In this month’s PLIF blog, Jenny Murdoch from High Life Highland Libraries reflects on their successful ‘High Voltage’ project!
High Life Highland Libraries wanted to take the lead in reaching out to young people (aged 11-25) and helping them to achieve their potential and improve their prospects.
The young people are encouraged to support or lead some of the existing activities in libraries such as Bookbug, Code Club and Lego Club. They can also run with their own ideas, like Minecraft club. They were actively encouraged to sign up to accredited awards like the High Life Highland Leadership Programme, Saltire Awards and Duke of Edinburgh Awards. We have now adapted the signup process to fully integrate High Voltage with the High Life Highland Leadership Programme. This programme gives young people the opportunity to develop their leadership skills in their community and schools whilst giving them valuable experience for future education and employment. By building up their volunteer hours they earn much coveted hoodies!
It quickly became evident that it was a huge project due to the numbers of libraries and the geographical spread of the area. So we extended the timeline to December 2017 to reflect this.

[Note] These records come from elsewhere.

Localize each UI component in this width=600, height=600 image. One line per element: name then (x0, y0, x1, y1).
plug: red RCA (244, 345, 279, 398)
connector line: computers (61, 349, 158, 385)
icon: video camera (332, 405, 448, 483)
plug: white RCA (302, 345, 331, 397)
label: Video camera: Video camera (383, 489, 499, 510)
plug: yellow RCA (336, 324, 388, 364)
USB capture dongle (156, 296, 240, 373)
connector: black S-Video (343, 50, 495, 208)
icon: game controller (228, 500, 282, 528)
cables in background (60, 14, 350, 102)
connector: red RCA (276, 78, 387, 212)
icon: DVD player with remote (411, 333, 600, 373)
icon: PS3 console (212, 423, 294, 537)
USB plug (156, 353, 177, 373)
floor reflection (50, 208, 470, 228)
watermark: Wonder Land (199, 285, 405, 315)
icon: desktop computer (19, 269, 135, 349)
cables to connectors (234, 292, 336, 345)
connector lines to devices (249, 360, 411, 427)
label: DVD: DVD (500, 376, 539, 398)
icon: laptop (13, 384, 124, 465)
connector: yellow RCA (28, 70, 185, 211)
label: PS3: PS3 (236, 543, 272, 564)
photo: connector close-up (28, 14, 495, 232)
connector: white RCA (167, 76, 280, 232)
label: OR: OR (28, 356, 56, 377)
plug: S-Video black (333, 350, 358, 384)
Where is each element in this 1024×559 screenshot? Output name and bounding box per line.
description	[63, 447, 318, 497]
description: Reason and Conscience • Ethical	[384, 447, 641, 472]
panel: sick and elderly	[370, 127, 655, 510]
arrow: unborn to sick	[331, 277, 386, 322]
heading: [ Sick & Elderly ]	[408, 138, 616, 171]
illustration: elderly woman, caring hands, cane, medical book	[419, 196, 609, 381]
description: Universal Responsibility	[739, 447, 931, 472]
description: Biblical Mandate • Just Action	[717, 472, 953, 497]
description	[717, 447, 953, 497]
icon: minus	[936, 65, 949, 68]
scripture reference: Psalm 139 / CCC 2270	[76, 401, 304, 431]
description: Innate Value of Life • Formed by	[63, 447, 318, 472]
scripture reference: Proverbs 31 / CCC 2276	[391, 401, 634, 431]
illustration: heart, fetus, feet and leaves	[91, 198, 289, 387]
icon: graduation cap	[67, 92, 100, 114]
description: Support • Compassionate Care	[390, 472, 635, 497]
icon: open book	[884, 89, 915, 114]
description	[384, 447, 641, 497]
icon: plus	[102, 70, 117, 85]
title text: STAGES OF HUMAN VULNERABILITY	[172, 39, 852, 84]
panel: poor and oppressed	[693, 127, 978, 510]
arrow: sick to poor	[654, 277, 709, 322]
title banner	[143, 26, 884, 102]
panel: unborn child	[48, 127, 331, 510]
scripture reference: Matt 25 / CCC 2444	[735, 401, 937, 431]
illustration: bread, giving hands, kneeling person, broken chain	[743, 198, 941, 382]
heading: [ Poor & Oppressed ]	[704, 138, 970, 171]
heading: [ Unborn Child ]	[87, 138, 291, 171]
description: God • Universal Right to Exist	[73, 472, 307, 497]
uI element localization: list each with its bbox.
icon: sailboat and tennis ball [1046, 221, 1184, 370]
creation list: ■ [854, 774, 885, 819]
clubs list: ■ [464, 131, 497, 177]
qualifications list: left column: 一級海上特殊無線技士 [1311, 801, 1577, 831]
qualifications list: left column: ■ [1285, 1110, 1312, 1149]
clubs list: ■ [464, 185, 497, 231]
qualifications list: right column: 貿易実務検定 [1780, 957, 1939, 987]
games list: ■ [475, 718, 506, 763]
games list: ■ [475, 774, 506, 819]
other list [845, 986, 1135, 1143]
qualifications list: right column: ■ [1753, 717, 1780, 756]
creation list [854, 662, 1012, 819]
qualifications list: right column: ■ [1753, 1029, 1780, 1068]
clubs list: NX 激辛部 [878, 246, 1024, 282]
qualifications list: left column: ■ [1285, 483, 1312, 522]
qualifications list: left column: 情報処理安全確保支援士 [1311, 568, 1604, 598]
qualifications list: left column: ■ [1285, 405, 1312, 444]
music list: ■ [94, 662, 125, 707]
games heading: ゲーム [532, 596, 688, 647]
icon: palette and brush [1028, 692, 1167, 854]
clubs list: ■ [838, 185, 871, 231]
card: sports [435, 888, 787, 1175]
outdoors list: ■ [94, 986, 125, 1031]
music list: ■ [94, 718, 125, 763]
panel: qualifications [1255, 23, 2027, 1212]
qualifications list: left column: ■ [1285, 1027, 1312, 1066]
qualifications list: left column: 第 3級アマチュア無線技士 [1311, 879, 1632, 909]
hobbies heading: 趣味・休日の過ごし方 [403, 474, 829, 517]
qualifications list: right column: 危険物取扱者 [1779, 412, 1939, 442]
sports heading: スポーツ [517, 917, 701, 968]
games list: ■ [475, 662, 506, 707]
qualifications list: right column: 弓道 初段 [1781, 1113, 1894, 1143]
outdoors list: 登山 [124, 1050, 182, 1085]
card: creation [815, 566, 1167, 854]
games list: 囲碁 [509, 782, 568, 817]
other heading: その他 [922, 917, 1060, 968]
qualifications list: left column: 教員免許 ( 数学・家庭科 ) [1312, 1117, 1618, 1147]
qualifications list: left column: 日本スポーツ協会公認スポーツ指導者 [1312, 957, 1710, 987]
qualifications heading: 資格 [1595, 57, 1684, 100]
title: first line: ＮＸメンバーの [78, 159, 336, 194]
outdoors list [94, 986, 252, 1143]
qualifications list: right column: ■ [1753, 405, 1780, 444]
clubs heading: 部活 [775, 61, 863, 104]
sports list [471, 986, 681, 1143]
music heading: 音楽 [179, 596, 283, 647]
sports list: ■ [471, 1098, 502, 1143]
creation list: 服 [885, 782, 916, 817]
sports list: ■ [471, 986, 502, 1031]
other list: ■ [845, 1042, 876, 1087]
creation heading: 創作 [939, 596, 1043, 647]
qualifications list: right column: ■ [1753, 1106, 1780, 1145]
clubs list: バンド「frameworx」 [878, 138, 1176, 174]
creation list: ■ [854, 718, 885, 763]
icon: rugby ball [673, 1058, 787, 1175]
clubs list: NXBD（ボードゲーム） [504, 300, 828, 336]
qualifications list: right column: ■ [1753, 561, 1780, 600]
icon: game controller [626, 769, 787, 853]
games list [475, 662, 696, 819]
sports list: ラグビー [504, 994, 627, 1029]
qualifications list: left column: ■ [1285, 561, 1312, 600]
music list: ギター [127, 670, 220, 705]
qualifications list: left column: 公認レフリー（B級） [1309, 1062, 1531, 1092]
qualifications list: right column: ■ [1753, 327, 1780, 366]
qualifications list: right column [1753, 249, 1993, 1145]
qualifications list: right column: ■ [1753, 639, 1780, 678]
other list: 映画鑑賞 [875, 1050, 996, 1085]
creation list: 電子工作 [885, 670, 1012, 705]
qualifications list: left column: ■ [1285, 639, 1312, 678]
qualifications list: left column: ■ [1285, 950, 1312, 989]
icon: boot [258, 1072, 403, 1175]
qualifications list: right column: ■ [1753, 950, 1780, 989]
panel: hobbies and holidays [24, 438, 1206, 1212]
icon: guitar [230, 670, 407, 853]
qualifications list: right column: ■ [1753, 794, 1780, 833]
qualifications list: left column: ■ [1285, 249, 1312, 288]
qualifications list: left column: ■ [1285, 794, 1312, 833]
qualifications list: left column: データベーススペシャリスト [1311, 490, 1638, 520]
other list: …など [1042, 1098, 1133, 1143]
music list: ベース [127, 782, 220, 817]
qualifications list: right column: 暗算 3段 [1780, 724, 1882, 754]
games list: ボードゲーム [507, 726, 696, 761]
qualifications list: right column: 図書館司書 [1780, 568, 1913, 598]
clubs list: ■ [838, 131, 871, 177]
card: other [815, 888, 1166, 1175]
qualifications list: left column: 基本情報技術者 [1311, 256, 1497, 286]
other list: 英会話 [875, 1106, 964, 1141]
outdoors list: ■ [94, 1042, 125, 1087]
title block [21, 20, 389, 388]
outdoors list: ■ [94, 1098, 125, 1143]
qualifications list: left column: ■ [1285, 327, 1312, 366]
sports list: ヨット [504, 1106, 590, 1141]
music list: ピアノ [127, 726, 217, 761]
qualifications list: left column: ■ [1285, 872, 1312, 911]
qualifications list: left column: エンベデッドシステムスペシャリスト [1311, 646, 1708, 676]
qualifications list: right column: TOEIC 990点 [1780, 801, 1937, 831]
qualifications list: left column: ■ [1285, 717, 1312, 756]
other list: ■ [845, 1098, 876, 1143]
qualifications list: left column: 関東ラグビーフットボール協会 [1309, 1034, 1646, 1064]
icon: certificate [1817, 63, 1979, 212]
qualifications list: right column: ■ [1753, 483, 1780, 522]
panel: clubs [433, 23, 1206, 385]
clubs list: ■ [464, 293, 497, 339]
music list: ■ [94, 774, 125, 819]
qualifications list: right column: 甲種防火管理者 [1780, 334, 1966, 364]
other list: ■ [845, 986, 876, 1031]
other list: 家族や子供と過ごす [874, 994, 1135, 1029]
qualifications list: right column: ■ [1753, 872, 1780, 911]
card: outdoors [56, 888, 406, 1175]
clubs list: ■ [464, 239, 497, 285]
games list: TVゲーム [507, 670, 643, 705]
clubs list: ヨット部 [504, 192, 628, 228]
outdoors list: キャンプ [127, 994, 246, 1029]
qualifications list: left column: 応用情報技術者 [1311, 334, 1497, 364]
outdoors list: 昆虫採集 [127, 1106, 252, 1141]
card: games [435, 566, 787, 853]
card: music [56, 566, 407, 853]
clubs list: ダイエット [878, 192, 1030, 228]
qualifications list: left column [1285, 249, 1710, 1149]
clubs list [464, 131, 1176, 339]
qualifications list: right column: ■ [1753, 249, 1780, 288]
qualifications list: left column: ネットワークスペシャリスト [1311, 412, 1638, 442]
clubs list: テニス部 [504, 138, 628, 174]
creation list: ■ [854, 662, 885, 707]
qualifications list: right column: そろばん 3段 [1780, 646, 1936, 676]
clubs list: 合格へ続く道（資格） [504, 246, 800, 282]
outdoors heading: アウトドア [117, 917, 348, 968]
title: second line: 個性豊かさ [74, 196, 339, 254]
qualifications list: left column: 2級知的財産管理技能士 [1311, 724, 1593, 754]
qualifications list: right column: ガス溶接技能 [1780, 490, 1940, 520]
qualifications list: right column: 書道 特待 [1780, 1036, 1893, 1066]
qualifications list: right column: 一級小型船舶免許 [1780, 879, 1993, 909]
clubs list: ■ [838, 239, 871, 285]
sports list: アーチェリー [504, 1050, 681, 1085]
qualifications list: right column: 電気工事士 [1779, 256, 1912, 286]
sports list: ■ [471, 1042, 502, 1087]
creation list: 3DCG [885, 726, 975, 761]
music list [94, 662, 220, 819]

We started by appointing a part-time temporary Assistant Youth Worker to help kick start the project. This enabled us to consult young people who were not already library users and to also offer youth appropriate training. Our young volunteers were recruited by both the Assistant Youth Worker through existing youth groups, through Network Librarians based in schools and through local library staff.
Volunteers had the opportunity to attend local training workshops and then, later on, a celebration day. The celebration was an opportunity for volunteers to meet peers from across the Highlands. Participants came from as far afield as Ardnamuchan in the West coast and Thurso in the North. They all enjoyed leadership training, craft and Technobot sessions. The latter was an opportunity to try out the new tech kit including bots, iPad applications and Anki Overdrive. All this activity was fuelled by an endless supply of pizza!
To date we have recruited 89 young people, across 23 libraries with over 450 people participating in the events. One of the activities introduced has been Technobot drop in events which could not be run without volunteers. This has been very popular with young people as they love demonstrating the equipment and assisting the public. We’d like to say thanks to the North Ayrshire team for sharing their experiences with their DigiDabble sessions.
As well as the positive outcome of volunteer numbers we’ve also produced promotional banners, videos and a recruitment pack to support staff.
As more young people come on board we plan to take it to the next stage by tying in with the Reading Hack model from the Reading Agency. We will encourage volunteers to think of other contributions they can make to the library in addition to existing activities, like planning their own events.
The success of the project has enabled us to set up a sustainable model which we will develop in consultation with our young volunteers as well as in partnership with Youth Work and the High Life Highland Leadership Programme.